In the wings, Fletcher stood with his arms crossed and a look of dissatisfaction on his face. The director, one Mr. Dodd, stood beside him watching the actors banter.
“Everything all right, Mr. Fletcher?” he said.
“Do you know why people have come to this theater, Mr. Dodd?”
“To see the play, of course.”
“No, they’ve come to see each other; to see and be seen, more accurately. This play is nothing but a suitable pretense for carrying out social intrigues.” Mr. Dodd said nothing to this and looked uncomfortable because, if he were to be completely honest, he agreed. “They call my work ‘inconsequential’,” Fletcher continued, “and the worst of it is that they’re right.”
“Critics,” Mr. Dodd said sagely, “will criticize, Mr. Fletcher. It’s best not to let them bother you.”
“It’s a strange thing for a writer of comedies,” Fletcher said, still watching the stage, “but I absolutely hate being laughed at.”
Late that night, Fletcher returned to his rooms. He lived in a neighborhood full of artists and people who spent much of their days contradicting each other and writing pamphlets. Because of this, there were voices and the smell of cigarette smoke spilling out of the dimly lit courtyard that lay just below his window (even though it was late enough that more stolid and less idealistic people were long in bed). Fletcher did not, as a rule, bandy words with the artists and pamphleteers, nor did he involve himself in their search for beauty and truth. He did, however, keep appalling hours and depleted bottles of green stuff that he secreted in his writing desk. These practices, frowned upon as they might be in more a more respected quarter, were taken as a matter of course among the bohemian element and so he found himself more or less at home.

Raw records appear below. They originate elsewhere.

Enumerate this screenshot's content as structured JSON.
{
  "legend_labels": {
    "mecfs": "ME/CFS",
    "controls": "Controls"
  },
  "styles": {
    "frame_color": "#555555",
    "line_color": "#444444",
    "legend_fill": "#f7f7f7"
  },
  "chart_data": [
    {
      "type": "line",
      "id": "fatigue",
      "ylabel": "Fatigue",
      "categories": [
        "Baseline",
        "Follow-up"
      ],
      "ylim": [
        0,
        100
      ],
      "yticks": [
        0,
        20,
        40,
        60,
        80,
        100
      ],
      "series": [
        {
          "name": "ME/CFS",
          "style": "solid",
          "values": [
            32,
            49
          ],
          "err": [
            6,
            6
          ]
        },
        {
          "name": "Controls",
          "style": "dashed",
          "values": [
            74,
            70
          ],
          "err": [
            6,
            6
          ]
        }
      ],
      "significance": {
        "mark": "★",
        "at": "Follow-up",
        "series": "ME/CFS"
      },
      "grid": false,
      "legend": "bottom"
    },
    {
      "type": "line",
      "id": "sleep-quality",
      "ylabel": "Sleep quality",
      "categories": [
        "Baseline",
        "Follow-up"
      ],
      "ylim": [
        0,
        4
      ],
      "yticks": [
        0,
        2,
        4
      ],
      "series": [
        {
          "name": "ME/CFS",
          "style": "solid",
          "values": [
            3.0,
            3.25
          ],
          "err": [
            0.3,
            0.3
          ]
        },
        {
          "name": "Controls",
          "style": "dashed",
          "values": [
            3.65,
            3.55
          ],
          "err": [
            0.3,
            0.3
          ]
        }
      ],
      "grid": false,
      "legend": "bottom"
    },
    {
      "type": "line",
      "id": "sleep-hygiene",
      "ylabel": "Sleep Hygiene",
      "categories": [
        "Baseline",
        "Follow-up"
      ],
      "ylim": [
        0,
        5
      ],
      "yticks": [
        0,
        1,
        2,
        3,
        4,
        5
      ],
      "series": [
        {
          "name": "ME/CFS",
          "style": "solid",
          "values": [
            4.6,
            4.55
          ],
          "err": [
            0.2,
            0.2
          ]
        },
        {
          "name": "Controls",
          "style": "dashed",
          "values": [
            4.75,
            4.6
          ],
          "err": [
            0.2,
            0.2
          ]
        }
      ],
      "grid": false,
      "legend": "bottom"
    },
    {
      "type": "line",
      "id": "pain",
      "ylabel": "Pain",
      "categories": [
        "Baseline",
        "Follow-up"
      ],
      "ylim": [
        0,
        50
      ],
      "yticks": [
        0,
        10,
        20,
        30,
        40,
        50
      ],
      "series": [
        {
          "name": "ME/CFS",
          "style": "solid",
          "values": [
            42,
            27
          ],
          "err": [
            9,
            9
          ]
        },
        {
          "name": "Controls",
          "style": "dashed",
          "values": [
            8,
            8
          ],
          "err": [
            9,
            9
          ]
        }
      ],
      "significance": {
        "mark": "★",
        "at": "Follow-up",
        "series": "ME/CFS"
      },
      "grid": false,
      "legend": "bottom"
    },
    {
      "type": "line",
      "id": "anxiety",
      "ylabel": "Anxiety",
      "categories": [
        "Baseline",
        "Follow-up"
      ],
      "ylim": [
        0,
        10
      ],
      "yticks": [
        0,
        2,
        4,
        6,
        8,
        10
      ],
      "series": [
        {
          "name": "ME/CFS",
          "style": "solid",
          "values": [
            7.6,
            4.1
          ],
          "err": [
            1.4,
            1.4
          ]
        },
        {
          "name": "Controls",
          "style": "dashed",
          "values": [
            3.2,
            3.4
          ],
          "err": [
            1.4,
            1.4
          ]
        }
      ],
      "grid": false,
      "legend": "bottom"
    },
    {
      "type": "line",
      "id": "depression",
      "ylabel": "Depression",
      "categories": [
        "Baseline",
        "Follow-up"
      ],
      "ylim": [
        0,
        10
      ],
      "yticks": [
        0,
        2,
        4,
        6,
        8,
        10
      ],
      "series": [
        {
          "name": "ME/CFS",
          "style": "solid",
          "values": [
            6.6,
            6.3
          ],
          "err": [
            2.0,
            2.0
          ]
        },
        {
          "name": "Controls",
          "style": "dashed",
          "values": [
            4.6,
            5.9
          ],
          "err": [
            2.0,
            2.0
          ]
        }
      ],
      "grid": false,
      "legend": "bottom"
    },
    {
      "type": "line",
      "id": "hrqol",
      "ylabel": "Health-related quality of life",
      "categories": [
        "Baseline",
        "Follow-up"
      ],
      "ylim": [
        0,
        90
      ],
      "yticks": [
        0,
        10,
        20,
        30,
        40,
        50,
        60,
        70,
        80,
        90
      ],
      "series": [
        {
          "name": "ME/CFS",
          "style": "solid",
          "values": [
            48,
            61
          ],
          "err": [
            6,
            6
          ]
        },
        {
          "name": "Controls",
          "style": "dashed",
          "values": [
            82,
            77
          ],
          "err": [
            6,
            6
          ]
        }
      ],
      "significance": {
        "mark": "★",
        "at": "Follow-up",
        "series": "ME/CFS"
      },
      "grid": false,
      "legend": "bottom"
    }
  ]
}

He tried to sleep and, when that proved impossible, to write. He found himself pacing his room and thinking about a girl that he had met at a party once- the way her hair fell just so, the shape of her ears, and the delicacy of her collarbone. With a paroxysm of self loathing, he found his green bottle and several sugar cubes and diverted himself in this way for some time.
It was when he had gone through his sugar cubes and water and was feeling rather swimmy in the head that he noted the silence outside his window. He tried looking at the time but the clock was behaving strangely and he made the decision to find the window and get some air. He leaned out and watched as the stars reeled about in the sky when he felt something drawing his gaze down.